The focus on the personal sagas of Bradley Manning and Julian Assange leaves relatively little room for We Steal Secrets to talk about the implications of the classified files, particularly the ones from American embassies. It is also a pity there is no mention of Daniel Ellsberg of the Vietnam era Pentagon Papers, who has closely identified himself with the cause of Bradley Manning, though it is mentioned that the US government is not now indicting the NY Times, as Nixon sought to do. And Gibney mentions that the Times has left Assange swinging in the wind, as it did Ellsberg before him.

Again, the largest amount of time about the files is spent on the most sensational one, the video of US soldiers massacring innocent people in a square in Iraq from a helicopter, including Reuters correspondents and children on their way to school, as if they were playing a video game. But in fairness, this is also the item that Manning himself seems to have been most impressed by.

We Steal Secrets, starting from the title itself, could have been less sensational and personal and dwelt more on the deep moral and legal issues involved. But still, as one who has followed these events with much interest, I find Gibney’s account not only impressively fluent, but, with the reservations already expressed, quite balanced.

One thing that is amazing is simply how much footage We Steal Secrets has of Assange, doing all the things he’s described as doing. It almost looks as if he cooperated and reenacted the events for Gibney’s camera. But that is scarcely possible given that by the time Gibney began talking to Assange, he was already under semi-confinement by the British government and could not go around posing for a camera anywhere. It turns out this earlier footage of a happier, saner Assange was shot by another filmmaker, Mark Davis. This is just an example that we live in an age where everybody, especially someone as ambitious and public as Assange, is filmed all the time. But it is a bit strange to see all the footage, since Assange refused ever to be interviewed by Gibney for this film.

As for Bradley Manning, he was being held in solitary confinement at Quantico when the film was made. Now he is being tried at Fort Meade, Maryland.

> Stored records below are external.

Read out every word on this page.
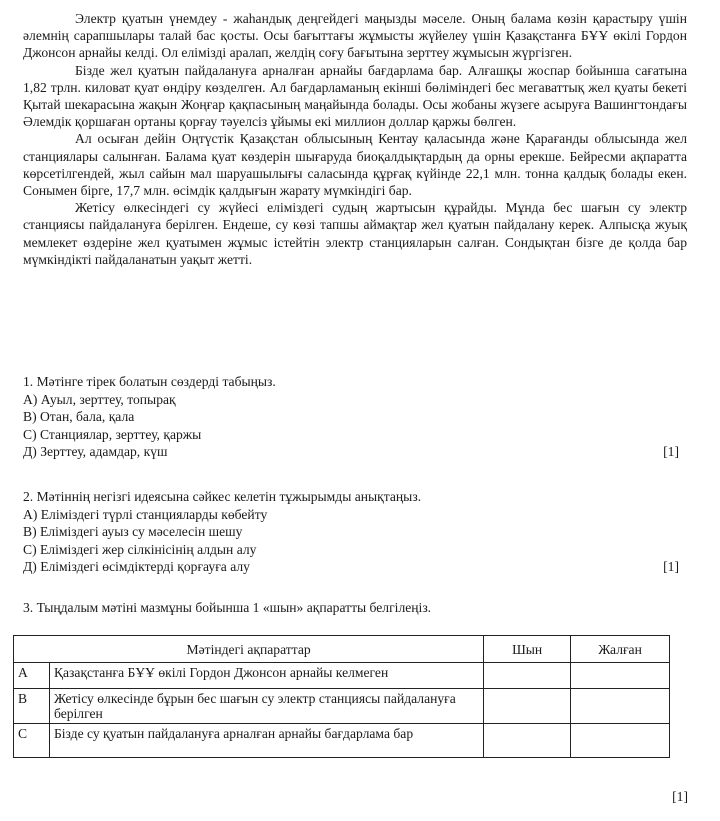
Электр қуатын үнемдеу - жаһандық деңгейдегі маңызды мәселе. Оның балама көзін қарастыру үшін әлемнің сарапшылары талай бас қосты. Осы бағыттағы жұмысты жүйелеу үшін Қазақстанға БҰҰ өкілі Гордон Джонсон арнайы келді. Ол елімізді аралап, желдің соғу бағытына зерттеу жұмысын жүргізген.

Бізде жел қуатын пайдалануға арналған арнайы бағдарлама бар. Алғашқы жоспар бойынша сағатына 1,82 трлн. киловат қуат өндіру көзделген. Ал бағдарламаның екінші бөліміндегі бес мегаваттық жел қуаты бекеті Қытай шекарасына жақын Жоңғар қақпасының маңайында болады. Осы жобаны жүзеге асыруға Вашингтондағы Әлемдік қоршаған ортаны қорғау тәуелсіз ұйымы екі миллион доллар қаржы бөлген.

Ал осыған дейін Оңтүстік Қазақстан облысының Кентау қаласында және Қарағанды облысында жел станциялары салынған. Балама қуат көздерін шығаруда биоқалдықтардың да орны ерекше. Бейресми ақпаратта көрсетілгендей, жыл сайын мал шаруашылығы саласында құрғақ күйінде 22,1 млн. тонна қалдық болады екен. Сонымен бірге, 17,7 млн. өсімдік қалдығын жарату мүмкіндігі бар.

Жетісу өлкесіндегі су жүйесі еліміздегі судың жартысын құрайды. Мұнда бес шағын су электр станциясы пайдалануға берілген. Ендеше, су көзі тапшы аймақтар жел қуатын пайдалану керек. Алпысқа жуық мемлекет өздеріне жел қуатымен жұмыс істейтін электр станцияларын салған. Сондықтан бізге де қолда бар мүмкіндікті пайдаланатын уақыт жетті.

1. Мәтінге тірек болатын сөздерді табыңыз.
А) Ауыл, зерттеу, топырақ
В) Отан, бала, қала
С) Станциялар, зерттеу, қаржы
Д) Зерттеу, адамдар, күш	[1]
2. Мәтіннің негізгі идеясына сәйкес келетін тұжырымды анықтаңыз.
А) Еліміздегі түрлі станцияларды көбейту
В) Еліміздегі ауыз су мәселесін шешу
С) Еліміздегі жер сілкінісінің алдын алу
Д) Еліміздегі өсімдіктерді қорғауға алу	[1]
3. Тыңдалым мәтіні мазмұны бойынша 1 «шын» ақпаратты белгілеңіз.
Мәтіндегі ақпараттар		Шын	Жалған
А	Қазақстанға БҰҰ өкілі Гордон Джонсон арнайы келмеген		
В	Жетісу өлкесінде бұрын бес шағын су электр станциясы пайдалануға берілген		
С	Бізде су қуатын пайдалануға арналған арнайы бағдарлама бар		
[1]
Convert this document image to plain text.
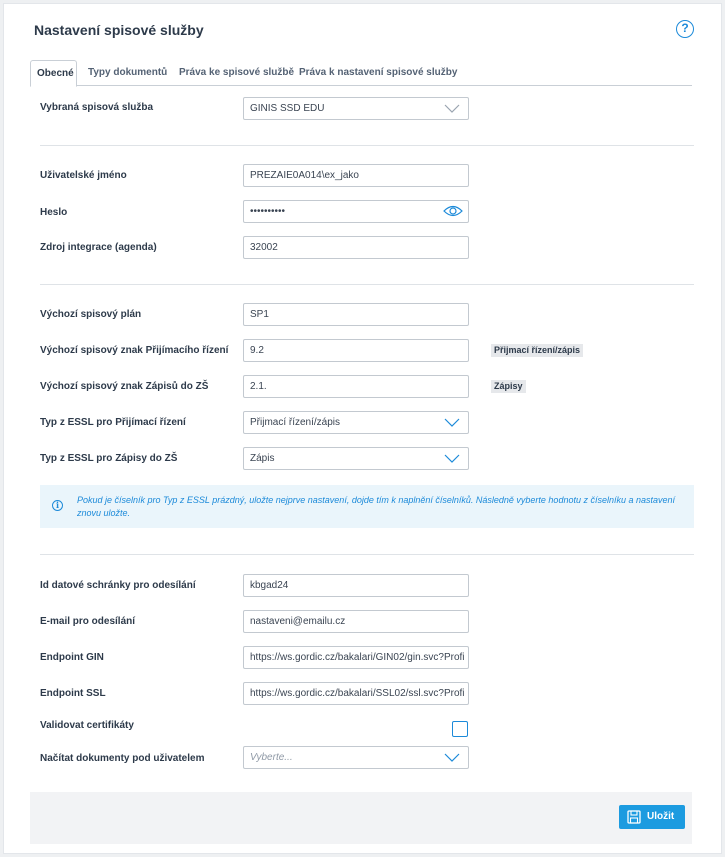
Nastavení spisové služby	?
Obecné	Typy dokumentů	Práva ke spisové službě Práva k nastavení spisové služby
Vybraná spisová služba	GINIS SSD EDU
Uživatelské jméno	PREZAIE0A014\ex_jako
Heslo	••••••••••
Zdroj integrace (agenda)	32002
Výchozí spisový plán	SP1
Výchozí spisový znak Přijímacího řízení	9.2	Přijmací řízení/zápis
Výchozí spisový znak Zápisů do ZŠ	2.1.	Zápisy
Typ z ESSL pro Přijímací řízení	Přijmací řízení/zápis
Typ z ESSL pro Zápisy do ZŠ	Zápis
i	Pokud je číselník pro Typ z ESSL prázdný, uložte nejprve nastavení, dojde tím k naplnění číselníků. Následně vyberte hodnotu z číselníku a nastavení znovu uložte.
Id datové schránky pro odesílání	kbgad24
E-mail pro odesílání	nastaveni@emailu.cz
Endpoint GIN	https://ws.gordic.cz/bakalari/GIN02/gin.svc?Profi
Endpoint SSL	https://ws.gordic.cz/bakalari/SSL02/ssl.svc?Profi
Validovat certifikáty
Načítat dokumenty pod uživatelem	Vyberte...
Uložit
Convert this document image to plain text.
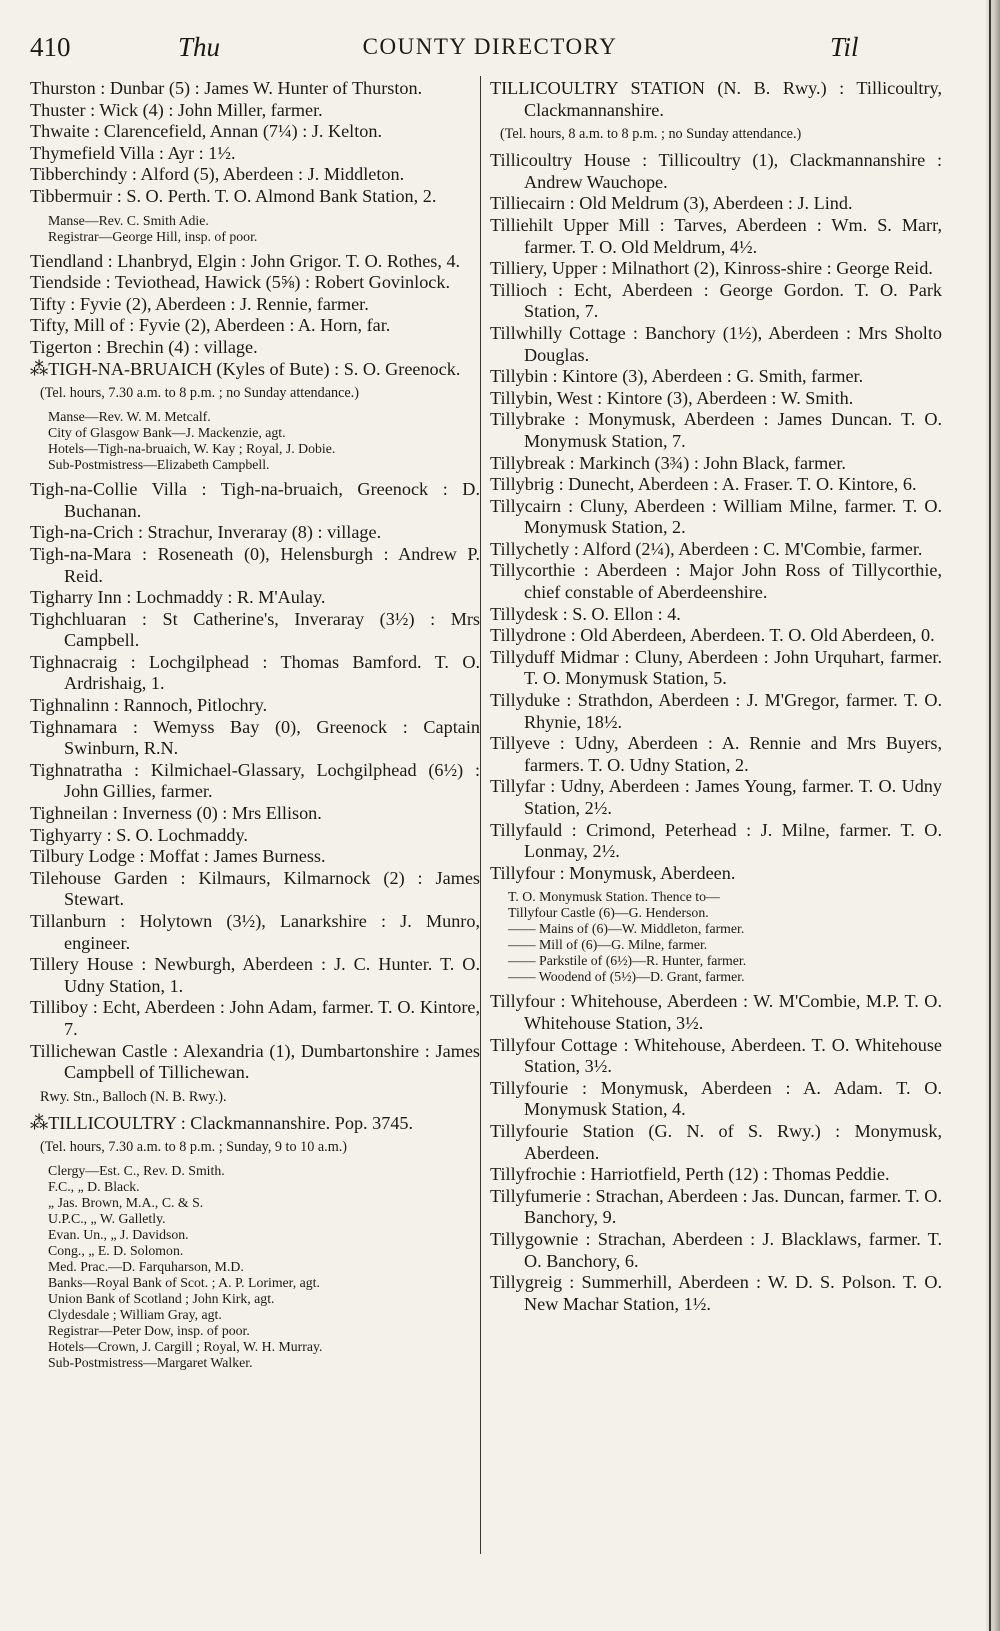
410	Thu	COUNTY DIRECTORY	Til

Thurston : Dunbar (5) : James W. Hunter of Thurston.

Thuster : Wick (4) : John Miller, farmer.

Thwaite : Clarencefield, Annan (7¼) : J. Kelton.

Thymefield Villa : Ayr : 1½.

Tibberchindy : Alford (5), Aberdeen : J. Middleton.

Tibbermuir : S. O. Perth. T. O. Almond Bank Station, 2.

Manse—Rev. C. Smith Adie.
Registrar—George Hill, insp. of poor.

Tiendland : Lhanbryd, Elgin : John Grigor. T. O. Rothes, 4.

Tiendside : Teviothead, Hawick (5⅝) : Robert Govinlock.

Tifty : Fyvie (2), Aberdeen : J. Rennie, farmer.

Tifty, Mill of : Fyvie (2), Aberdeen : A. Horn, far.

Tigerton : Brechin (4) : village.

⁂TIGH-NA-BRUAICH (Kyles of Bute) : S. O. Greenock.

(Tel. hours, 7.30 a.m. to 8 p.m. ; no Sunday attendance.)

Manse—Rev. W. M. Metcalf.
City of Glasgow Bank—J. Mackenzie, agt.
Hotels—Tigh-na-bruaich, W. Kay ; Royal, J. Dobie.
Sub-Postmistress—Elizabeth Campbell.

Tigh-na-Collie Villa : Tigh-na-bruaich, Greenock : D. Buchanan.

Tigh-na-Crich : Strachur, Inveraray (8) : village.

Tigh-na-Mara : Roseneath (0), Helensburgh : Andrew P. Reid.

Tigharry Inn : Lochmaddy : R. M'Aulay.

Tighchluaran : St Catherine's, Inveraray (3½) : Mrs Campbell.

Tighnacraig : Lochgilphead : Thomas Bamford. T. O. Ardrishaig, 1.

Tighnalinn : Rannoch, Pitlochry.

Tighnamara : Wemyss Bay (0), Greenock : Captain Swinburn, R.N.

Tighnatratha : Kilmichael-Glassary, Lochgilphead (6½) : John Gillies, farmer.

Tighneilan : Inverness (0) : Mrs Ellison.

Tighyarry : S. O. Lochmaddy.

Tilbury Lodge : Moffat : James Burness.

Tilehouse Garden : Kilmaurs, Kilmarnock (2) : James Stewart.

Tillanburn : Holytown (3½), Lanarkshire : J. Munro, engineer.

Tillery House : Newburgh, Aberdeen : J. C. Hunter. T. O. Udny Station, 1.

Tilliboy : Echt, Aberdeen : John Adam, farmer. T. O. Kintore, 7.

Tillichewan Castle : Alexandria (1), Dumbartonshire : James Campbell of Tillichewan.

Rwy. Stn., Balloch (N. B. Rwy.).

⁂TILLICOULTRY : Clackmannanshire. Pop. 3745.

(Tel. hours, 7.30 a.m. to 8 p.m. ; Sunday, 9 to 10 a.m.)

Clergy—Est. C., Rev. D. Smith.
F.C., „ D. Black.
„ Jas. Brown, M.A., C. & S.
U.P.C., „ W. Galletly.
Evan. Un., „ J. Davidson.
Cong., „ E. D. Solomon.
Med. Prac.—D. Farquharson, M.D.
Banks—Royal Bank of Scot. ; A. P. Lorimer, agt.
Union Bank of Scotland ; John Kirk, agt.
Clydesdale ; William Gray, agt.
Registrar—Peter Dow, insp. of poor.
Hotels—Crown, J. Cargill ; Royal, W. H. Murray.
Sub-Postmistress—Margaret Walker.

TILLICOULTRY STATION (N. B. Rwy.) : Tillicoultry, Clackmannanshire.

(Tel. hours, 8 a.m. to 8 p.m. ; no Sunday attendance.)

Tillicoultry House : Tillicoultry (1), Clackmannanshire : Andrew Wauchope.

Tilliecairn : Old Meldrum (3), Aberdeen : J. Lind.

Tilliehilt Upper Mill : Tarves, Aberdeen : Wm. S. Marr, farmer. T. O. Old Meldrum, 4½.

Tilliery, Upper : Milnathort (2), Kinross-shire : George Reid.

Tillioch : Echt, Aberdeen : George Gordon. T. O. Park Station, 7.

Tillwhilly Cottage : Banchory (1½), Aberdeen : Mrs Sholto Douglas.

Tillybin : Kintore (3), Aberdeen : G. Smith, farmer.

Tillybin, West : Kintore (3), Aberdeen : W. Smith.

Tillybrake : Monymusk, Aberdeen : James Duncan. T. O. Monymusk Station, 7.

Tillybreak : Markinch (3¾) : John Black, farmer.

Tillybrig : Dunecht, Aberdeen : A. Fraser. T. O. Kintore, 6.

Tillycairn : Cluny, Aberdeen : William Milne, farmer. T. O. Monymusk Station, 2.

Tillychetly : Alford (2¼), Aberdeen : C. M'Combie, farmer.

Tillycorthie : Aberdeen : Major John Ross of Tillycorthie, chief constable of Aberdeenshire.

Tillydesk : S. O. Ellon : 4.

Tillydrone : Old Aberdeen, Aberdeen. T. O. Old Aberdeen, 0.

Tillyduff Midmar : Cluny, Aberdeen : John Urquhart, farmer. T. O. Monymusk Station, 5.

Tillyduke : Strathdon, Aberdeen : J. M'Gregor, farmer. T. O. Rhynie, 18½.

Tillyeve : Udny, Aberdeen : A. Rennie and Mrs Buyers, farmers. T. O. Udny Station, 2.

Tillyfar : Udny, Aberdeen : James Young, farmer. T. O. Udny Station, 2½.

Tillyfauld : Crimond, Peterhead : J. Milne, farmer. T. O. Lonmay, 2½.

Tillyfour : Monymusk, Aberdeen.

T. O. Monymusk Station. Thence to—
Tillyfour Castle (6)—G. Henderson.
—— Mains of (6)—W. Middleton, farmer.
—— Mill of (6)—G. Milne, farmer.
—— Parkstile of (6½)—R. Hunter, farmer.
—— Woodend of (5½)—D. Grant, farmer.

Tillyfour : Whitehouse, Aberdeen : W. M'Combie, M.P. T. O. Whitehouse Station, 3½.

Tillyfour Cottage : Whitehouse, Aberdeen. T. O. Whitehouse Station, 3½.

Tillyfourie : Monymusk, Aberdeen : A. Adam. T. O. Monymusk Station, 4.

Tillyfourie Station (G. N. of S. Rwy.) : Monymusk, Aberdeen.

Tillyfrochie : Harriotfield, Perth (12) : Thomas Peddie.

Tillyfumerie : Strachan, Aberdeen : Jas. Duncan, farmer. T. O. Banchory, 9.

Tillygownie : Strachan, Aberdeen : J. Blacklaws, farmer. T. O. Banchory, 6.

Tillygreig : Summerhill, Aberdeen : W. D. S. Polson. T. O. New Machar Station, 1½.
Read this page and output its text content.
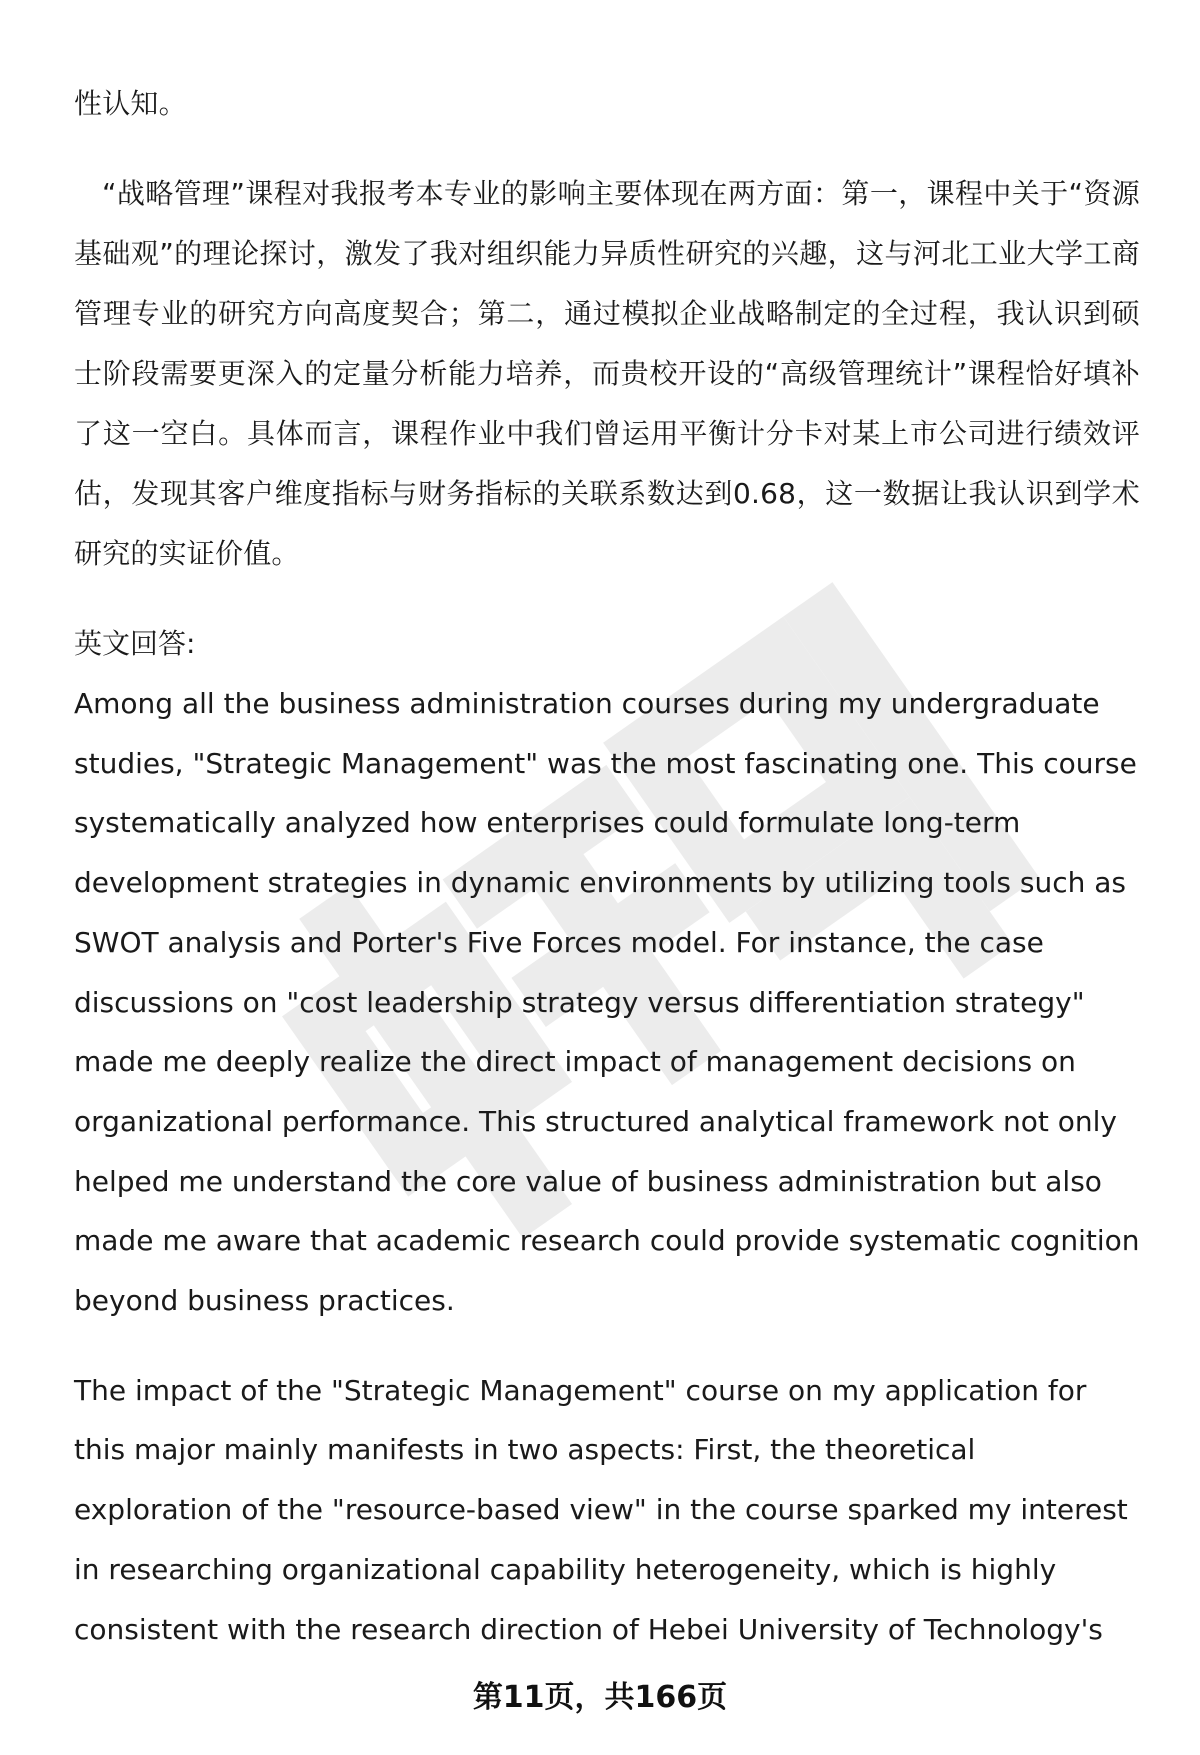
性认知。

“战略管理”课程对我报考本专业的影响主要体现在两方面：第一，课程中关于“资源基础观”的理论探讨，激发了我对组织能力异质性研究的兴趣，这与河北工业大学工商管理专业的研究方向高度契合；第二，通过模拟企业战略制定的全过程，我认识到硕士阶段需要更深入的定量分析能力培养，而贵校开设的“高级管理统计”课程恰好填补了这一空白。具体而言，课程作业中我们曾运用平衡计分卡对某上市公司进行绩效评估，发现其客户维度指标与财务指标的关联系数达到0.68，这一数据让我认识到学术研究的实证价值。

英文回答:

Among all the business administration courses during my undergraduate studies, "Strategic Management" was the most fascinating one. This course systematically analyzed how enterprises could formulate long-term development strategies in dynamic environments by utilizing tools such as SWOT analysis and Porter's Five Forces model. For instance, the case discussions on "cost leadership strategy versus differentiation strategy" made me deeply realize the direct impact of management decisions on organizational performance. This structured analytical framework not only helped me understand the core value of business administration but also made me aware that academic research could provide systematic cognition beyond business practices.

The impact of the "Strategic Management" course on my application for this major mainly manifests in two aspects: First, the theoretical exploration of the "resource-based view" in the course sparked my interest in researching organizational capability heterogeneity, which is highly consistent with the research direction of Hebei University of Technology's

第11页，共166页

But the coverage of his story takes on a very intimate quality, after sketching in Manning’s military experience and Iraq posting (he was high strung, and the most talented and smart computer person his supervisor had seen), by recreating his online communications with Adrian Lamo, the unstable and strange young man, interviewed by Gibney in detail, who, after he had begun leaking, became first his confident, then his accuser, responsible for his imprisonment. Just lines of type across a dark screen, but their desperation and intimacy speak volumes. But there is too little about Lamo himself (a condition of getting him to speak?): Lamo was a hacker too, as Manning and (preeminently) Assange were, notable for high-profile computer intrusions, described alternately, an IMDb blurb states, “as the ‘most effective and controversial hacker of the 21st century,’ the ‘Bobby Fischer of hacking,’ and a common criminal.” There’s a story there that most surely colors his “outing” of Manning, but we don’t get it. Lamo, a strange and odious figure (reported here as an Asperger’s sufferer sometimes off his meds), might deserve a film of his own.

As for Assange — but see the film and you will learn about Assange. It does justice to his complexities, and does not overstate them, though Assange’s very dicey current situation explains why he does not endorse this film. Much is made by the film of his state of paranoia. But his circumstances nowadays aren’t far from those of Salmon Rushdie from 1988 to 1998. He could as well be under a fatwa.